Time Period3 Months [change]
DirectionMoves Together 
StrengthStrong
Accuracy100.0%
ValuesDaily Returns

CAVA Group,  vs.  The Cheesecake Factory

 Performance 
       Timeline  
CAVA Group, 

Risk-Adjusted Performance

15 of 100

 
Weak
 
Strong
Good
Compared to the overall equity markets, risk-adjusted returns on investments in CAVA Group, are ranked lower than 15 (%) of all global equities and portfolios over the last 90 days. Despite somewhat fragile basic indicators, CAVA Group, sustained solid returns over the last few months and may actually be approaching a breakup point.
The Cheesecake Factory 

Risk-Adjusted Performance

14 of 100

 
Weak
 
Strong
Good
Compared to the overall equity markets, risk-adjusted returns on investments in The Cheesecake Factory are ranked lower than 14 (%) of all global equities and portfolios over the last 90 days. In spite of rather fragile forward-looking signals, Cheesecake Factory exhibited solid returns over the last few months and may actually be approaching a breakup point.
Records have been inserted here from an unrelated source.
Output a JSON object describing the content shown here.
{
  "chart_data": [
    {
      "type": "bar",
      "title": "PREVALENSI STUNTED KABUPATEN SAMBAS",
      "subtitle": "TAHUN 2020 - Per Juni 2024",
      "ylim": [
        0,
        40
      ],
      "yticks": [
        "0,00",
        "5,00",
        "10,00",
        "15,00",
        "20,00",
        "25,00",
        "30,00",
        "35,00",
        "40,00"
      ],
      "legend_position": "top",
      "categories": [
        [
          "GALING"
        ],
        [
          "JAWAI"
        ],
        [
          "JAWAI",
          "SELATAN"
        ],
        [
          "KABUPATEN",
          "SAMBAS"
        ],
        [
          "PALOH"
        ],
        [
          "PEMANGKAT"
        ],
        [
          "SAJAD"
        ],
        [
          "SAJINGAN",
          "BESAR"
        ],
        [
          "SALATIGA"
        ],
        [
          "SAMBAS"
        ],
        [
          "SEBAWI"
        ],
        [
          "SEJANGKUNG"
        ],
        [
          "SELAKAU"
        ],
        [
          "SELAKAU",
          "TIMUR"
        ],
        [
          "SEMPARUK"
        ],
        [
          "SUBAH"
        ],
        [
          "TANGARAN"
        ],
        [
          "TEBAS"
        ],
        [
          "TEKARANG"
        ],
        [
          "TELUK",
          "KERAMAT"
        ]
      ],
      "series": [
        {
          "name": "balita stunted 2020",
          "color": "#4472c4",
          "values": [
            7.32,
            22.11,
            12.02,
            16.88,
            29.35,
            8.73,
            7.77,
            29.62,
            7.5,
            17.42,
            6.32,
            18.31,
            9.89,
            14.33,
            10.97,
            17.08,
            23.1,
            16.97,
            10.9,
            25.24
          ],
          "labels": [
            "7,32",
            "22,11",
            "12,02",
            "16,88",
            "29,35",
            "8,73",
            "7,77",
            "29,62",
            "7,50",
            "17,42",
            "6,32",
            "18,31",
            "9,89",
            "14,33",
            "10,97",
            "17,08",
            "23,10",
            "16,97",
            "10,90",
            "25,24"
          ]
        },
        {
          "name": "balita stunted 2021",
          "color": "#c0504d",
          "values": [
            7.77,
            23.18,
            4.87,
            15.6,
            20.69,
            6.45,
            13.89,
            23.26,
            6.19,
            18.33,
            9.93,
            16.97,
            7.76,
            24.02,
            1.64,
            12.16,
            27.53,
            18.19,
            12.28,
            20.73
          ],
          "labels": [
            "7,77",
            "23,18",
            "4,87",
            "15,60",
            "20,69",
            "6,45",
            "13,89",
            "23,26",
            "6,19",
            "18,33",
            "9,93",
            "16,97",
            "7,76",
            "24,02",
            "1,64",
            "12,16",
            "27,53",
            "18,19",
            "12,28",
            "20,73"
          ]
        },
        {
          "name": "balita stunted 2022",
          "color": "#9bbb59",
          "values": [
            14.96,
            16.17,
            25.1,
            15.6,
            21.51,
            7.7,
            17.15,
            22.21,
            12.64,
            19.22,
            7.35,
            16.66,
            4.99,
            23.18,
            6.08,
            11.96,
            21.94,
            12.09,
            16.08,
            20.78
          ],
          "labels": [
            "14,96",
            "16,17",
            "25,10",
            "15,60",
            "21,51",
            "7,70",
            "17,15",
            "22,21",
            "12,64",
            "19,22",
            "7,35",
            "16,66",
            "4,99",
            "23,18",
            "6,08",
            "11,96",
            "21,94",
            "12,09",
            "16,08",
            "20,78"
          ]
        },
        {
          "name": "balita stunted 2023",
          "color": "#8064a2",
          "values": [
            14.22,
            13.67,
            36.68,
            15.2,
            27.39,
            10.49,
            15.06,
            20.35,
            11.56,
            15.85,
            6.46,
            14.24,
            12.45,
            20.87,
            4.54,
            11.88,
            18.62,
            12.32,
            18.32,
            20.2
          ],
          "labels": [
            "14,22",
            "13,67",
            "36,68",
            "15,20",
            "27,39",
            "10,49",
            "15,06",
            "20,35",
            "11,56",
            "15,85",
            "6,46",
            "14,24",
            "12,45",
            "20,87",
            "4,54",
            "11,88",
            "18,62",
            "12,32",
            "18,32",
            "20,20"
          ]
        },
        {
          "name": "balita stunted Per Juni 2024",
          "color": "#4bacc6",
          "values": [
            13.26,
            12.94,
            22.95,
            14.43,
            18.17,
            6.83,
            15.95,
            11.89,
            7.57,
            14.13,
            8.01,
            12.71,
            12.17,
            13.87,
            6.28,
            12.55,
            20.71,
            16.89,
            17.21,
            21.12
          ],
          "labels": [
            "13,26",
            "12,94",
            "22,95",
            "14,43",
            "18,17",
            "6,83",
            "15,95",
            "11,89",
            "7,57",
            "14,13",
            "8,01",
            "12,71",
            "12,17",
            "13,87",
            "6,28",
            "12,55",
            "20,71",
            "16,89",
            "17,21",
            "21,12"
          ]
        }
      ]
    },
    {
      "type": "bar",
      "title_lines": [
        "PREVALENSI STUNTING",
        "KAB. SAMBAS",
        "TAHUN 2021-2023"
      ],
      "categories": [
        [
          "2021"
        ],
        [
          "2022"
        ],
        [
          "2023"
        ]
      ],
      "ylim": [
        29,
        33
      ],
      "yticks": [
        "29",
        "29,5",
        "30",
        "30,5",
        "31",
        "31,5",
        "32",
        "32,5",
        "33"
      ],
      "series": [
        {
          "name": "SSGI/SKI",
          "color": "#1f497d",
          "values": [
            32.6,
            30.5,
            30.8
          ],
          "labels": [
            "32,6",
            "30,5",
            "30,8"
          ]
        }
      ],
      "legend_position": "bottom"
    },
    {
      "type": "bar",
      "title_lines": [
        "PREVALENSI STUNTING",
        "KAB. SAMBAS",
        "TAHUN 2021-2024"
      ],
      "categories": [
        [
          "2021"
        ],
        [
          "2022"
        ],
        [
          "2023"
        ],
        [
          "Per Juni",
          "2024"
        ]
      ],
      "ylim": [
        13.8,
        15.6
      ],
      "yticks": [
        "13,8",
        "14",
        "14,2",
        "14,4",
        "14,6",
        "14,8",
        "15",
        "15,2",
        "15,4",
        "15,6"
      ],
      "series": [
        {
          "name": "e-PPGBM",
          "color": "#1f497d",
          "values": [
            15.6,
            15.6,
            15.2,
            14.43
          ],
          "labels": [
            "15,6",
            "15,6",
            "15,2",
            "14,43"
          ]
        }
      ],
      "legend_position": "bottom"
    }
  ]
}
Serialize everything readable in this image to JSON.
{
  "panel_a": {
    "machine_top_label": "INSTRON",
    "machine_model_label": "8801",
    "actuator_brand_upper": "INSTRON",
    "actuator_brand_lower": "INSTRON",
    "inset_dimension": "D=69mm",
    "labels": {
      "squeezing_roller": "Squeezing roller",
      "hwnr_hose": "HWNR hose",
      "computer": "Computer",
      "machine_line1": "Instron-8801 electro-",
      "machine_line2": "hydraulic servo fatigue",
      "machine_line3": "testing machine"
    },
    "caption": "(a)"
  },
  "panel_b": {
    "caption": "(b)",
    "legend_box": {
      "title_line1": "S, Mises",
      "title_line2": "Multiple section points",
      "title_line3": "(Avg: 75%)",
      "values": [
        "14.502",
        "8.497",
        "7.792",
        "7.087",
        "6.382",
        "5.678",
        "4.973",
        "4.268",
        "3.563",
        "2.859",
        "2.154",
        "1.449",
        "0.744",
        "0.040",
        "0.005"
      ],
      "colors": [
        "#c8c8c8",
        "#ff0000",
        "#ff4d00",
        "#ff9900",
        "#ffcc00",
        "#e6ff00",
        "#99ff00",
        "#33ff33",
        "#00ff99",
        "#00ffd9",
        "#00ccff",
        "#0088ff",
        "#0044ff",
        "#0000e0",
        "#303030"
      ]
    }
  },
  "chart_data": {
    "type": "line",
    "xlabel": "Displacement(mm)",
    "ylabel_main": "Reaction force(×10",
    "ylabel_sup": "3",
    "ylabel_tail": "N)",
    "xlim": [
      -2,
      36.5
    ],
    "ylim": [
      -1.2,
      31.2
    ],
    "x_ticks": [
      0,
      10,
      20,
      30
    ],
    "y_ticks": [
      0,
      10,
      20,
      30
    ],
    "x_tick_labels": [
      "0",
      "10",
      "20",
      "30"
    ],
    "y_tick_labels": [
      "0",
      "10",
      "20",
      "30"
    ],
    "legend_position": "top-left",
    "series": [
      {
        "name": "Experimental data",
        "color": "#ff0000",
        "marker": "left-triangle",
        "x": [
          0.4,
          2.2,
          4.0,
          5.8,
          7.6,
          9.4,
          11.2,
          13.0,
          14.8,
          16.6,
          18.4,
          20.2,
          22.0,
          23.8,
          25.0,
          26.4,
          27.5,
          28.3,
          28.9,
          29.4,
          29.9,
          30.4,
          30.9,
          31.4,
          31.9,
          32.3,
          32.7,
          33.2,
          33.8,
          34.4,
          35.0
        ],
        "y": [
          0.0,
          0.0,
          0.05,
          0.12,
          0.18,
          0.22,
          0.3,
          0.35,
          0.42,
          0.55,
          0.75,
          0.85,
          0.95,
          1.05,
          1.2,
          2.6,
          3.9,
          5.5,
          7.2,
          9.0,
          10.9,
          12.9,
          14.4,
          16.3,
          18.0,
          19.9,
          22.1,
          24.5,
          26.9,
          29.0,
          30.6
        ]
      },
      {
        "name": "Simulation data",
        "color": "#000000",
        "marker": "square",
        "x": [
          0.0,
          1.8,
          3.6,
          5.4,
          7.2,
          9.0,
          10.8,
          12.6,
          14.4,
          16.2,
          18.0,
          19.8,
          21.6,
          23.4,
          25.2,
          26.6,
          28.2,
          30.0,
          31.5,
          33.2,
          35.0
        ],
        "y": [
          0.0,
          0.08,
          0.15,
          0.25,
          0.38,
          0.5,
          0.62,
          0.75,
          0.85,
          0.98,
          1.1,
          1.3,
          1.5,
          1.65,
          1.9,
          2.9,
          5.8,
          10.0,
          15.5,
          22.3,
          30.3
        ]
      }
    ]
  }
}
CAVA Group, and Cheesecake Factory Volatility Contrast

   Predicted Return Density   
       Returns  

Pair Trading with CAVA Group, and Cheesecake Factory

The main advantage of trading using opposite CAVA Group, and Cheesecake Factory positions is that it hedges away some unsystematic risk. Because of two separate transactions, even if CAVA Group, position performs unexpectedly, Cheesecake Factory can make up some of the losses. Pair trading also minimizes risk from directional movements in the market. For example, if an entire industry or sector drops because of unexpected headlines, the short position in Cheesecake Factory will offset losses from the drop in Cheesecake Factory's long position.
The idea behind CAVA Group, and The Cheesecake Factory pairs trading is to make the combined position market-neutral, meaning the overall market's direction will not affect its win or loss (or potential downside or upside). This can be achieved by designing a pairs trade with two highly correlated stocks or equities that operate in a similar space or sector, making it possible to obtain profits through simple and relatively low-risk investment.
Check out your portfolio center.
Note that this page's information should be used as a complementary analysis to find the right mix of equity instruments to add to your existing portfolios or create a brand new portfolio. You can also try the Portfolio Rebalancing module to analyze risk-adjusted returns against different time horizons to find asset-allocation targets.